If you didn't notice from my last article, "New Kid," I like to use music to explain what I feel, and I enjoy finding songs to help other brats relate to or feel like they are understood. This article's song is "Where Do We Go" by Lindsey Stirling. Military kids constantly move from base to base, meeting new people and being immersed in new cultures. It's not uncommon to have brats who are born or live in one country but are a different race than that country, and it's common for kids to be multiracial, creating even more of an identity crisis.

These situations have drawbacks, as we often feel like we don't really belong anywhere. In "Where Do We Go," the opening line goes, "We're sailing/We're sailing, aren't we?" It can feel like we float or "sail" between races or duty stations, but never truly fit in with one or the other. The next verse goes, "Now that I'm older, now that it's colder/ Life keeps on crashing/ Day after day, like a wave after wave..." When we get older, we may realize that we don't have a distinct race or culture, either due to our constant moving, being multiracial, or both.

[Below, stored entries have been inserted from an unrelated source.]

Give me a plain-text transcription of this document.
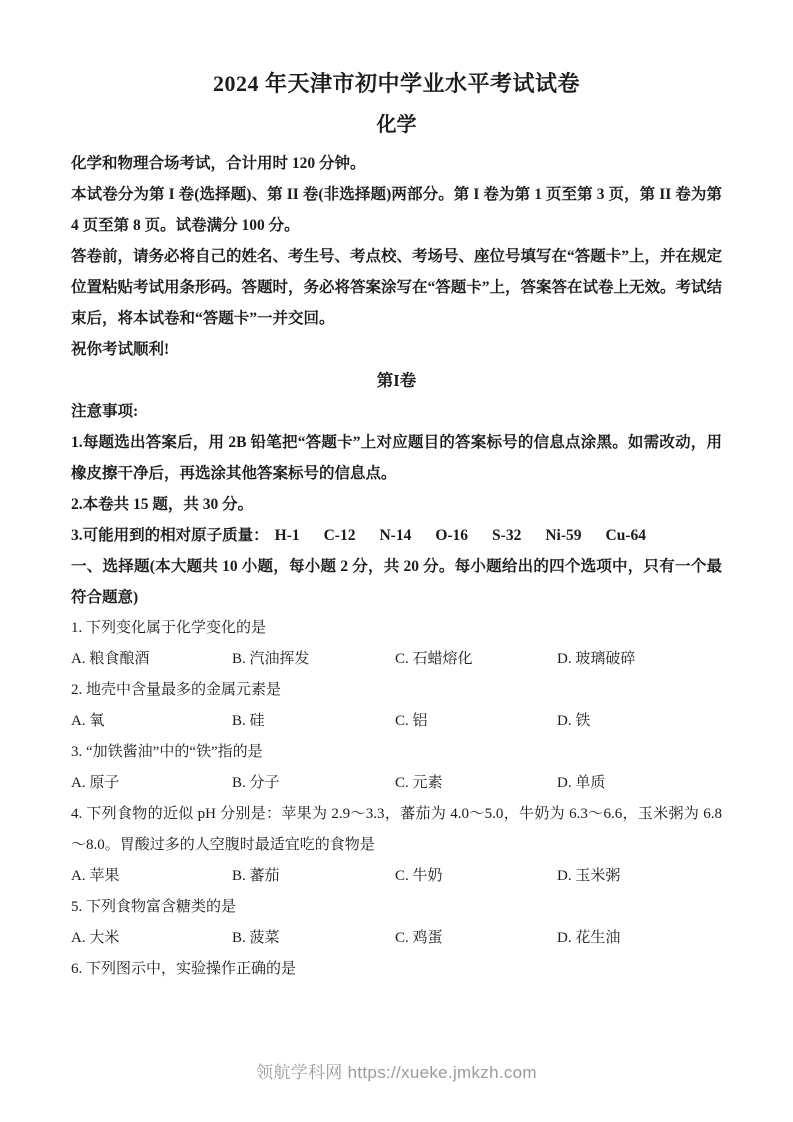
2024 年天津市初中学业水平考试试卷
化学

化学和物理合场考试，合计用时 120 分钟。

本试卷分为第 I 卷(选择题)、第 II 卷(非选择题)两部分。第 I 卷为第 1 页至第 3 页，第 II 卷为第 4 页至第 8 页。试卷满分 100 分。

答卷前，请务必将自己的姓名、考生号、考点校、考场号、座位号填写在“答题卡”上，并在规定位置粘贴考试用条形码。答题时，务必将答案涂写在“答题卡”上，答案答在试卷上无效。考试结束后，将本试卷和“答题卡”一并交回。

祝你考试顺利!

第I卷

注意事项:

1.每题选出答案后，用 2B 铅笔把“答题卡”上对应题目的答案标号的信息点涂黑。如需改动，用橡皮擦干净后，再选涂其他答案标号的信息点。

2.本卷共 15 题，共 30 分。

3.可能用到的相对原子质量： H-1 C-12 N-14 O-16 S-32 Ni-59 Cu-64

一、选择题(本大题共 10 小题，每小题 2 分，共 20 分。每小题给出的四个选项中，只有一个最符合题意)

1. 下列变化属于化学变化的是

A. 粮食酿酒	B. 汽油挥发	C. 石蜡熔化	D. 玻璃破碎

2. 地壳中含量最多的金属元素是

A. 氧	B. 硅	C. 铝	D. 铁

3. “加铁酱油”中的“铁”指的是

A. 原子	B. 分子	C. 元素	D. 单质

4. 下列食物的近似 pH 分别是：苹果为 2.9～3.3，蕃茄为 4.0～5.0，牛奶为 6.3～6.6，玉米粥为 6.8～8.0。胃酸过多的人空腹时最适宜吃的食物是

A. 苹果	B. 蕃茄	C. 牛奶	D. 玉米粥

5. 下列食物富含糖类的是

A. 大米	B. 菠菜	C. 鸡蛋	D. 花生油

6. 下列图示中，实验操作正确的是

领航学科网 https://xueke.jmkzh.com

I am tri-racial (technically), and I feel like I'm too black to be white, too white to be Spanish, and too Spanish to be black. As I get older, I realize that, while the people around me can call a culture their own, I, and other people like me (a military brat, multiracial, or both), can't.


All the time, I get asked: "Where are you from?" I hate that question. I feel as though I'm not from anywhere or belong to any particular place. Military brats are from all over the world, so how are we supposed to pick just one place? I love seeing and learning about new and different cultures, immersing myself in their traditions. Brats can feel left out and lost - some of us don't have traditional clothes, food, or practices. Maybe some of us do, but let's not forget about the brats who don't.

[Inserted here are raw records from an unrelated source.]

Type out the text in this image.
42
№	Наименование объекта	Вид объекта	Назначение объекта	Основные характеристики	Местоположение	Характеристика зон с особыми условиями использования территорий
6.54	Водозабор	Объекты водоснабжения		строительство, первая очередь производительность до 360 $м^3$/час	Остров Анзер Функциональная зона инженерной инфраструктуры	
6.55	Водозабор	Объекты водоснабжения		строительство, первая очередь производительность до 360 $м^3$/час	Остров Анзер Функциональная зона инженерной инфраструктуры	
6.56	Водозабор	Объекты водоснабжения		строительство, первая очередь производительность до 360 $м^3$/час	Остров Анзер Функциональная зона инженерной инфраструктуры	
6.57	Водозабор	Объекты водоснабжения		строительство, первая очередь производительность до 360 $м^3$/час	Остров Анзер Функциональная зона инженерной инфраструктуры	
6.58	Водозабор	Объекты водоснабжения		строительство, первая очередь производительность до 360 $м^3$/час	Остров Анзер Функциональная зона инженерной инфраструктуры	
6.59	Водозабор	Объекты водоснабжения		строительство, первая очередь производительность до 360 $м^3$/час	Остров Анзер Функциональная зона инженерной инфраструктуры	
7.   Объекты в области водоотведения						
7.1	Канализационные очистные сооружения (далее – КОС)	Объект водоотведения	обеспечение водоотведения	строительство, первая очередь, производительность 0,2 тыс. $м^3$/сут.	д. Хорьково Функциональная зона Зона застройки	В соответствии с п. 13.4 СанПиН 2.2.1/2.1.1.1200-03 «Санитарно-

The last verse before the closing goes, "This hallway, I'll walk it bravely/And all the cliffs and fault lines in-between." To me, this is motivation to become more confident in who and what I am. I will bravely walk those shaky lines and perilous edges. I am learning to be proud of my heritage, accepting that just because I may not be fully one race, it doesn't mean that I am not any race at all. I'm a beautiful, prideful, glorious mix of all three.


We all struggle with our identity at times, and it's not an easy journey to go through. If you are currently struggling with your racial or cultural identity, know that you're not alone. I see you. Maybe you can relate to this song; but if you can't, that's okay. We all have our own ways of explaining how we feel, and we all have our own experiences. If music doesn't work for you, then that's alright. To each their own, right? At the end of the day, find something that you can relate to. Anything helps.